La collection actuelle de la marque est en outre consacrée au thème de l'enfance et de la beauté iconique des enfants, qui peut être une arme de manipulation puissante, car il est si difficile d’opposer un refus à un mignon bébé. Les coupes ressemblent à cela – comme si un adulte portait quelque chose de la garde-robe de son fils ou de sa fille, mais à sa propre taille. Dans tous les articles, l’on retrouve des schémas du passé. Ainsi, la forme des tabliers en dentelle évoquera des souvenirs à tous ceux qui ont étudié à l'école soviétique. Ils sont faits de vieille dentelle, que le designer et son équipe ont trouvée dans une boutique de tissus vintages et soigneusement restaurée.
« Nous avons "vu" devant nous tous ces Festivals de la jeunesse et des étudiants où les filles portaient des rubans, décrit Roma. Je ne voudrais pas que mes affaires soient en quelque sorte transportées quarante ans en arrière. Nous ne hissons pas tout ce qui est soviétique en bannière, et nos vêtements ne sont pas achetés par nostalgie. Mais nous aimons le message émotionnel d'unité et de romantisme qui se cache derrière eux ».
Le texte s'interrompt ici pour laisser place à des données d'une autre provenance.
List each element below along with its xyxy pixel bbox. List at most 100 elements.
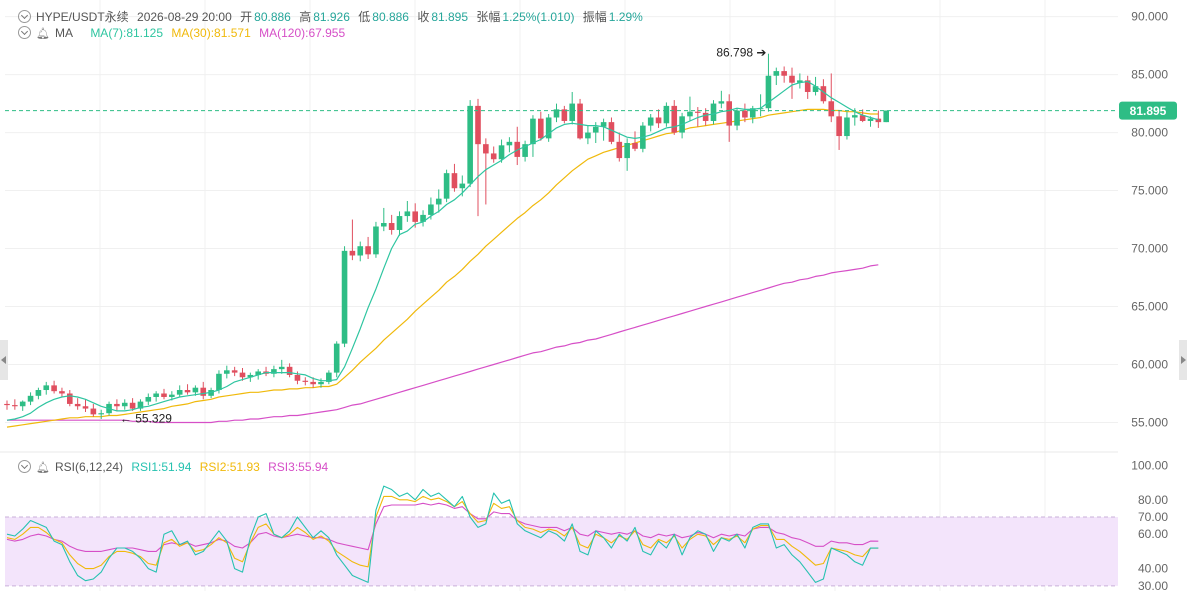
candle-body — [176, 390, 183, 395]
candle — [883, 110, 889, 123]
candle — [836, 110, 842, 150]
candle — [797, 73, 803, 89]
candle-body — [35, 390, 42, 396]
candle — [114, 399, 120, 411]
candle-body — [765, 75, 772, 109]
candle-body — [647, 117, 654, 126]
candle-body — [828, 101, 835, 117]
candle — [318, 378, 324, 388]
candle-body — [443, 173, 450, 199]
rsi-line-rsi1 — [6, 485, 879, 583]
close-label: 收 — [417, 10, 430, 24]
candle — [749, 105, 756, 124]
candle-body — [506, 141, 513, 146]
ma-legend: 🔔︎ MA MA(7):81.125 MA(30):81.571 MA(120):… — [18, 26, 350, 40]
price-tick-label: 80.000 — [1131, 126, 1168, 140]
candle — [530, 115, 536, 157]
candle-body — [169, 394, 175, 397]
candle-body — [357, 246, 364, 256]
candle-body — [90, 408, 97, 415]
rsi2-legend: RSI2:51.93 — [199, 460, 260, 474]
collapse-toggle-icon[interactable] — [18, 26, 31, 39]
ma30-legend: MA(30):81.571 — [171, 26, 251, 40]
candle — [647, 114, 654, 132]
candle-body — [475, 105, 481, 145]
datetime-label: 2026-08-29 20:00 — [137, 10, 232, 24]
candle-body — [145, 396, 152, 402]
candle — [231, 366, 238, 377]
candle-body — [530, 118, 536, 145]
collapse-toggle-icon[interactable] — [18, 10, 31, 23]
rsi1-legend: RSI1:51.94 — [131, 460, 192, 474]
candle-body — [592, 126, 599, 133]
candle — [145, 393, 152, 406]
candle-body — [200, 387, 207, 396]
candle-body — [208, 390, 214, 396]
candle — [98, 409, 104, 420]
candle-body — [129, 402, 136, 409]
candle-body — [781, 71, 787, 76]
candle — [804, 75, 811, 99]
price-axis: 90.000 85.000 80.000 75.000 70.000 65.000 60.0… — [1131, 10, 1168, 430]
candle-body — [718, 101, 725, 104]
candle — [663, 102, 670, 127]
low-value: 80.886 — [372, 10, 409, 24]
candle — [90, 403, 97, 417]
candle-body — [302, 380, 309, 382]
candle — [569, 91, 575, 125]
candle — [420, 210, 426, 227]
candle-body — [82, 406, 89, 409]
low-label: 低 — [358, 10, 371, 24]
candle-body — [294, 374, 301, 381]
candle — [451, 163, 458, 192]
bell-icon[interactable]: 🔔︎ — [36, 28, 50, 40]
scroll-left-icon[interactable] — [0, 340, 8, 380]
open-label: 开 — [240, 10, 253, 24]
candle-body — [192, 387, 199, 393]
rsi-tick-label: 80.00 — [1138, 493, 1168, 507]
candle — [129, 398, 136, 411]
rsi-tick-label: 60.00 — [1138, 527, 1168, 541]
candle-body — [98, 413, 104, 415]
candle-body — [19, 401, 26, 407]
candle — [671, 100, 678, 135]
rsi-panel: 100.00 80.00 70.00 60.00 40.00 30.00 — [5, 458, 1168, 591]
ma120-line — [7, 264, 879, 424]
candle-body — [577, 103, 583, 139]
candle — [82, 399, 89, 413]
candle-body — [12, 405, 18, 407]
price-tick-label: 65.000 — [1131, 300, 1168, 314]
bell-icon[interactable]: 🔔︎ — [36, 462, 50, 474]
candle-body — [333, 343, 340, 373]
ma30-path — [6, 108, 879, 428]
candle-body — [67, 393, 73, 404]
candle-body — [789, 75, 795, 83]
candle-body — [569, 103, 575, 121]
candle — [467, 100, 473, 188]
symbol-label: HYPE/USDT永续 — [36, 10, 129, 24]
candle — [506, 137, 513, 153]
price-tick-label: 90.000 — [1131, 10, 1168, 24]
candle — [4, 400, 10, 410]
candle-body — [498, 145, 505, 160]
candle-body — [812, 86, 819, 92]
candle-body — [608, 122, 615, 142]
candle-body — [381, 223, 387, 227]
candle — [67, 390, 73, 407]
collapse-toggle-icon[interactable] — [18, 460, 31, 473]
scroll-right-icon[interactable] — [1179, 340, 1187, 380]
candle — [137, 399, 144, 411]
candle-body — [27, 395, 34, 402]
candle — [781, 66, 787, 83]
rsi-tick-label: 100.00 — [1131, 458, 1168, 472]
candle-body — [286, 366, 293, 375]
candle — [522, 140, 528, 162]
candle-body — [161, 393, 167, 397]
candle-body — [734, 110, 740, 126]
candle — [577, 98, 583, 140]
candle-body — [545, 117, 552, 139]
candle-body — [216, 373, 222, 391]
ma120-legend: MA(120):67.955 — [259, 26, 346, 40]
candle-body — [420, 214, 426, 222]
La collection comprend des chapeaux faits de jouets en caoutchouc qui attendriront plus d’un Russe âgé de plus de quarante ans. Le créateur fabrique ses lunettes « de soleil » à partir de cuillères à soupe en melchior, et ses monoboucles d’oreilles à la mode à partir de cuillères à dessert. Il existe également une série de boucles d’oreilles clips sous forme de chiens en porcelaine reconnaissables.
Le designer a plusieurs fournisseurs de tissus vintages, mais il en achète beaucoup lui-même, soit en ligne, soit sur des marchés aux puces. Les chiens sont une telle prise : il s'agit d'une série de figurines en porcelaine peintes à la main provenant de la célèbre usine de Gjel. Le créateur a acheté la totalité du tirage, 400 pièces, dans une foire, à une femme dont la mère travaillait au sein de cette fabrique. Dans les années 1990, en Russie, l’on versait en effet souvent les salaires sous la forme de marchandises produites sur place.